Tal como as personagens que representa, há peças de roupa que leva no coração e que compõem o seu armário: A gabardine da Burberry que o meu pai me ofereceu quando fiz 15 anos é uma peça muito especial porque foi o primeiro ícone de moda que tive! É um clássico intemporal! Os sapatos da Prada que a minha mãe me ofereceu quando comecei a ir a eventos e não tinha o que calçar, o vestido Dolce&Gabbana que comprei em Capri, quando estive de férias com a minha mãe, o casaco de pele que era do meu avô… Tenho os sapatos que usei em Cannes na estreia do filme”The Man Who Killed Don Quixote”, uma t-shirt que usei no Dancin Days, da minha personagem “Mariana”… Tudo tem uma recordação associada

Forte e decidida, Joana não se prende com clichés. Sem papas na língua nem impedimentos, afirma que não sente necessidade de se manter à tona da água no que toca às últimas novidadesNão sou muito de seguir tendências, aliás, quando algo se torna tendência perco logo a vontade de usar. No entanto,  o cor de rosa é a minha cor preferida e, ao que parece, é uma tendência! Não sei se ainda está na moda mas também adoro fatos de treino! 

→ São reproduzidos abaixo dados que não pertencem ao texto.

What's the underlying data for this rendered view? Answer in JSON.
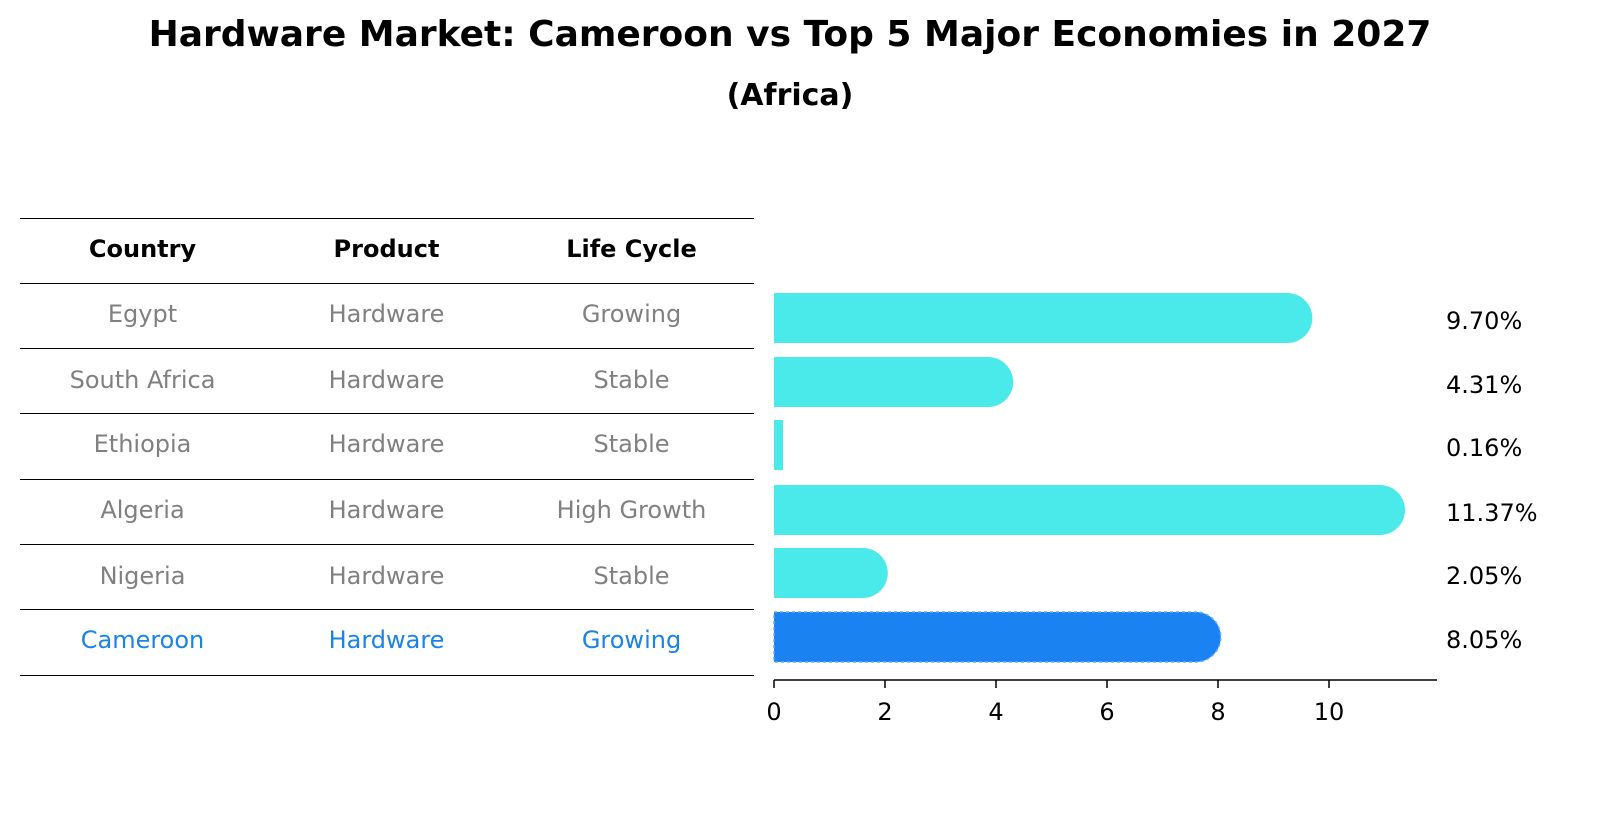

A magia da indústria da moda é real e, apesar de não ser fã de tendências, não consegue resistir a certas marcas e criadoresDior, Dolce & Gabbana, Channel, Burberry, Lacoste, Gucci… São tantas! Prada, Miu Miu… No que toca à moda nacional, adoro Filipe Faisca, Katty Xiomara, Diogo Miranda, Dino Alves, Morecco, Nuno Baltazar… Gosto muito destes nomes no geral mas também depende das coleções que cada um decide fazer. 

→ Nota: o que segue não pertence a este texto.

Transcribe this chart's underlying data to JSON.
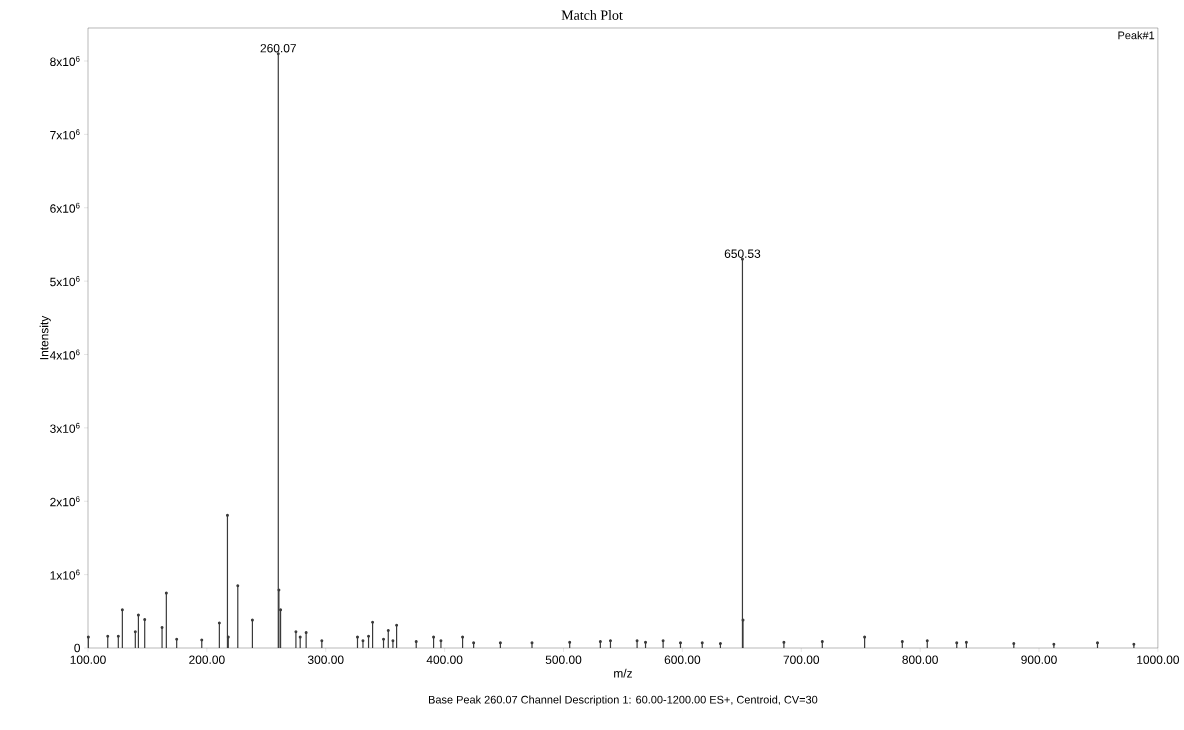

A par e passo dos seus criadores de eleição, a atriz reconhece que há uma peça de roupa sem a qual não consegue viver: Há peças que devemos ter sempre no guarda-roupa, seja pela sua versatilidade ou pela sua facilidade de usar. Por exemplo, não sei viver sem vestidos camiseiros! Dão para todas as ocasiões e podem usar-se com sandálias, ténis, botas… E o melhor? Basta jogar com os acessórios para conseguir um look descontraído ou mais arranjado!

Mas, como qualquer ser humano, Joana também tem aqueles dias com falta de inspiração em que olha para o armário cheio de roupa e não encontra nada para vestir. Nestas situações, a sua fórmula repete-se sempre: Jeans, t-shirt branca e ténis, nunca falha. Se tiver calor, saia ou calções de ganga e óculos de sol. Adoro óculos de sol e nunca me esqueço deles!

Terminamos entre perucas, gargalhadas e roupa. É neste momento que Joana conta-nos o melhor conselho de estilo que já recebeu: Ser eu mesma e usar aquilo que me favorece! A melhor coisa a fazer no que toca ao estilo pessoal é esquecer o que outros usam ou seguir aquilo me dizem para usar porque está na moda! Há estilos e roupas que eu adoro ver nas minhas amigas mas que jamais conseguiria usar! No fim do dia, ter capacidade para entender aquilo que nos fica bem (e que nos faz sentir bem!) é o mais importante.